Julia testified that although she never observed any abusive behavior, a couple of times Wiechert became frustrated with Mina’s crying or fussy behavior and had “practically dumped her in my arms,” whereby Mina would fall into Julia’s arms.  Julia confirmed that Wiechert would yell at Mina to “shut up.”  Julia described the incident when Mina fell while Wiechert was changing her.  She said Mina “fell backwards off his hand and hit her head on the blankets that I had on the floor.”  She indicated that Mina’s head fell five or six inches.  Several weeks before Mina’s hospitalization, Julia noticed a red mark above Mina’s eye after Wiechert had bathed Mina. 

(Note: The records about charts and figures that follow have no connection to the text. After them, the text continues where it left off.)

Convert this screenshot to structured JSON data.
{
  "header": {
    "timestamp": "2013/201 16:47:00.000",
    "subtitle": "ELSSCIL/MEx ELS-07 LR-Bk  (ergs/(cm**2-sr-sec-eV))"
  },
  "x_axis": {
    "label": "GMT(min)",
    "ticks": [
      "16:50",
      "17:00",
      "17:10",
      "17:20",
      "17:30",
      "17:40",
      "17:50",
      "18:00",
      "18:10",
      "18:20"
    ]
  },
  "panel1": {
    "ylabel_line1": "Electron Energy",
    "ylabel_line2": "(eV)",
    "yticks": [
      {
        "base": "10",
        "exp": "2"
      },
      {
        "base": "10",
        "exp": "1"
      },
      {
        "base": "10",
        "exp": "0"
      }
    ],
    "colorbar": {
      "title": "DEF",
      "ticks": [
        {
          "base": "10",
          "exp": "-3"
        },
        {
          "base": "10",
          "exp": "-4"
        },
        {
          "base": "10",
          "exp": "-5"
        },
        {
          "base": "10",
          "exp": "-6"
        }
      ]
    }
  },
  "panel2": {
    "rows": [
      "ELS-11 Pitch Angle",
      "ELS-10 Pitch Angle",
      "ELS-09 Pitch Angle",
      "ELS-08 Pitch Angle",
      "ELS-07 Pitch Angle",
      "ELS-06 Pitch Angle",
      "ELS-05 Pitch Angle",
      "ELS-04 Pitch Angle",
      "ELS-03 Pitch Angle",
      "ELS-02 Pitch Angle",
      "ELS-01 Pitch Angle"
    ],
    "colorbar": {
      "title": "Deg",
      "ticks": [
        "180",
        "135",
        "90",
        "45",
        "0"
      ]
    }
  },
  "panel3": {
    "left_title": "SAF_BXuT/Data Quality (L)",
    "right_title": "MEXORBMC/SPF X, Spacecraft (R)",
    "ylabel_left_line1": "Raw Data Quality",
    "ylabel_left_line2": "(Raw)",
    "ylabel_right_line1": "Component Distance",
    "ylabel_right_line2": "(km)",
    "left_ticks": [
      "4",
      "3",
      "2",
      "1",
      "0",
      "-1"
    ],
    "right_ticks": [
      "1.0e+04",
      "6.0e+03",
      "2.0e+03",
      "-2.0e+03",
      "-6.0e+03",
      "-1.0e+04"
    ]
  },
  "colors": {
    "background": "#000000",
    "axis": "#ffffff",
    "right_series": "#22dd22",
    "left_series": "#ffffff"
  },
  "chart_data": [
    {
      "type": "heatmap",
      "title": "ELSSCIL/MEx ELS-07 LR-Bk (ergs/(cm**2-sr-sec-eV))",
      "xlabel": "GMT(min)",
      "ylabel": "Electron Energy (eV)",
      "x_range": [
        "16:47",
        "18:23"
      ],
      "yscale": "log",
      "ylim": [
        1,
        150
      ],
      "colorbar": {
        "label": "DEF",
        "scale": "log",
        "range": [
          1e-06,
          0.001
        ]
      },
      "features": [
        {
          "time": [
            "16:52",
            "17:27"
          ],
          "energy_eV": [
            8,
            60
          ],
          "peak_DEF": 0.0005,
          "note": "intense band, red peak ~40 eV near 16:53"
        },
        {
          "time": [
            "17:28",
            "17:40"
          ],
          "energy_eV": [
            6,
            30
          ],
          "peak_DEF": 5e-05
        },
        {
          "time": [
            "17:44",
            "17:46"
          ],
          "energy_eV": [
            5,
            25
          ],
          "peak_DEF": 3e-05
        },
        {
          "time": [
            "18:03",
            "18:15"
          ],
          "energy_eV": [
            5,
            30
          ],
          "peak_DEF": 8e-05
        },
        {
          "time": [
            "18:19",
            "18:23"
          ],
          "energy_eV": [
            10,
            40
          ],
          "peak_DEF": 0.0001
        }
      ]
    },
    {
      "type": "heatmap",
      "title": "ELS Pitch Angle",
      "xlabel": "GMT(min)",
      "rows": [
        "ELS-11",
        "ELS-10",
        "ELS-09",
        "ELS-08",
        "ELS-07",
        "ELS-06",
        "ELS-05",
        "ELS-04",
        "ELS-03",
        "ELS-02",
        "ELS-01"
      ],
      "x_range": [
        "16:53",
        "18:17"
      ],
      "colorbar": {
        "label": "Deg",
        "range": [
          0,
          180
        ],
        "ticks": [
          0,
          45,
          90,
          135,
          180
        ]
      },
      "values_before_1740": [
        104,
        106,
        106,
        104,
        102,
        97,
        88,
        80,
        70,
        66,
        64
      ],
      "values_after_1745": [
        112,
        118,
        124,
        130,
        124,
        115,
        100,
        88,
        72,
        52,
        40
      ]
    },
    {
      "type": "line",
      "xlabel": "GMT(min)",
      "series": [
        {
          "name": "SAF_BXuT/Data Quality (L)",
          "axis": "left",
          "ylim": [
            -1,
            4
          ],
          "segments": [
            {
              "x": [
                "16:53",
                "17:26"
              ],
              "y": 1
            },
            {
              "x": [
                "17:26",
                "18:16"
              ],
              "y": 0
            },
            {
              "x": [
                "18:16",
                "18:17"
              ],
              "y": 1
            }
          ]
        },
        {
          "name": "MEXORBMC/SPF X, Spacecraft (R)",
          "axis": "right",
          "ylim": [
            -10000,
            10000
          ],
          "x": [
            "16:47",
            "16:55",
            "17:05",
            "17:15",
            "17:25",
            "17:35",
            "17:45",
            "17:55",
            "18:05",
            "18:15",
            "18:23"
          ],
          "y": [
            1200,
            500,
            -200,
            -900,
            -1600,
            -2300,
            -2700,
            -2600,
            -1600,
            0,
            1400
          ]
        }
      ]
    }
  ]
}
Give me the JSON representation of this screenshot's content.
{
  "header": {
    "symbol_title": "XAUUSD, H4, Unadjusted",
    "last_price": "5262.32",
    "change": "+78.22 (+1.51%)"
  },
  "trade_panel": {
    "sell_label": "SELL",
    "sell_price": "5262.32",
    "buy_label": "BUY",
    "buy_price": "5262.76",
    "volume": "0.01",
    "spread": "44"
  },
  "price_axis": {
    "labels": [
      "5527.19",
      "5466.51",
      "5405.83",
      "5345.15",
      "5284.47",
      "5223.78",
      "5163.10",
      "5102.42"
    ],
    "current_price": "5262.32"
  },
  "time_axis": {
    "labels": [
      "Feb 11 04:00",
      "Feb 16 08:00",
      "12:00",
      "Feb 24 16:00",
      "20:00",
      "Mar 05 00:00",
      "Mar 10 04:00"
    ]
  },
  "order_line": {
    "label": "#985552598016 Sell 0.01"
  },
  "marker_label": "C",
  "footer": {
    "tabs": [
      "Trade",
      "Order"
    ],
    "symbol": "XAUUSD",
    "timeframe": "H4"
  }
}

It is for the jury, not this court, to resolve conflicts in testimony and determine the credibility of witnesses.  See State v. Fettig, 172 Wis.2d 428, 448, 493 N.W.2d 254, 262 (Ct. App. 1992).  It is obvious that the jury rejected Wiechert’s explanation for his admission to the police that he shook Mina.  That determination, coupled with the evidence of Wiechert’s inappropriate behavior towards Mina and of his opportunity and reason to shake Mina, supports the conviction without any consideration of the evidence about Heidi’s injuries.  We acknowledge that the evidence regarding the timing and perpetrator of Heidi’s injuries was somewhat inconclusive and that there was a recurrent theme in the record that Wiechert had abused Heidi.  However, the jury acquitted Wiechert of the charge that he caused numerous bone fractures to Mina.  The jury did not draw the inference that because Heidi suffered unexplained bone fractures that Wiechert was the source of Mina’s unexplained bone fractures.  Our confidence in the outcome is not undermined by the possible error in the admission of evidence regarding Heidi’s injuries.

By the Court.Judgment affirmed.

                        This opinion will not be published.  See Rule 809.23(1)(b)5, Stats.